# Using E/USB token as mass storage



## billubakra (Mar 7, 2017)

Hi Guys,

Is it possible to store and retrieve files other than certificates in USB etoken? I would like to use it as read-only USB flash disk. Also how to copy/make an image of the certificates in an etoken to hdd or to another pendrive?

Thanks


----------



## gameranand (Mar 10, 2017)

Yes its possible to use it as regular storage device. And you can make backup as well, although its not recommended because USB E tokens are meant for security related tasks and certificates and saving them elsewhere would be insecure.


----------



## bssunilreddy (Mar 10, 2017)

billubakra said:


> Hi Guys,
> 
> Is it possible to store and retrieve files other than certificates in USB etoken? I would like to use it as read-only USB flash disk. Also how to copy/make an image of the certificates in an etoken to hdd or to another pendrive?
> 
> Thanks


Just have a look at this and decide for yourself but as for me I would not store in a normal pen drive.
Normal Pen Drive Vs eToken : Digital Signature Certificates India, DSC Kolkata, India, certificates for digital signature MTNL

Sent from my Lenovo K33a42 using Tapatalk


----------



## billubakra (Mar 10, 2017)

bssunilreddy said:


> Just have a look at this and decide for yourself but as for me I would not store in a normal pen drive.
> Normal Pen Drive Vs eToken : Digital Signature Certificates India, DSC Kolkata, India, certificates for digital signature MTNL
> 
> Sent from my Lenovo K33a42 using Tapatalk



I know about the differences. My friend has one, he wants to take the backup, probably as an image, of the etoken so that God forbid if it gets lost he can restore the same in some other pendrive. He has some years old etokens the timeframe of which has passed so he wanted to use them as a normal pendrive.


----------



## gameranand (Mar 13, 2017)

billubakra said:


> I know about the differences.
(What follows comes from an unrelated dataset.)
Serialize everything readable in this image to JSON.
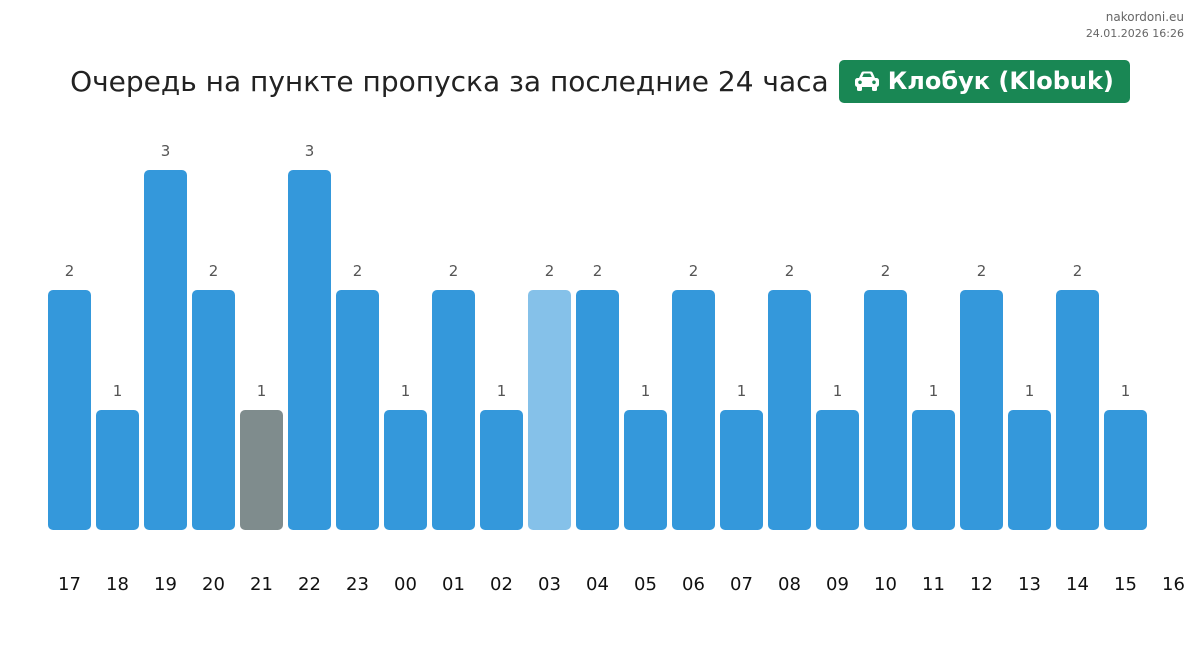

My friend has one, he wants to take the backup, probably as an image, of the etoken so that God forbid if it gets lost he can restore the same in some other pendrive. He has some years old etokens the timeframe of which has passed so he wanted to use them as a normal pendrive.


He can.


----------



## billubakra (Mar 14, 2017)

gameranand said:


> He can.



Please explain how dear?


----------



## gameranand (Mar 14, 2017)

Format the storage as FAT32 or NTFS ?


----------



## billubakra (Mar 15, 2017)

gameranand said:


> Format the storage as FAT32 or NTFS ?



No option of formatting. Its encrypted/secured I guess.


----------



## gameranand (Mar 16, 2017)

Try that with Gparted or some other good partition manager like MiniTool Partition Wizard or something.


----------



## billubakra (Mar 23, 2017)

gameranand said:


> Try that with Gparted or some other good partition manager like MiniTool Partition Wizard or something.



That software also can't do it dear. Any other help?


----------



## billubakra (Jan 25, 2018)

Bump....


----------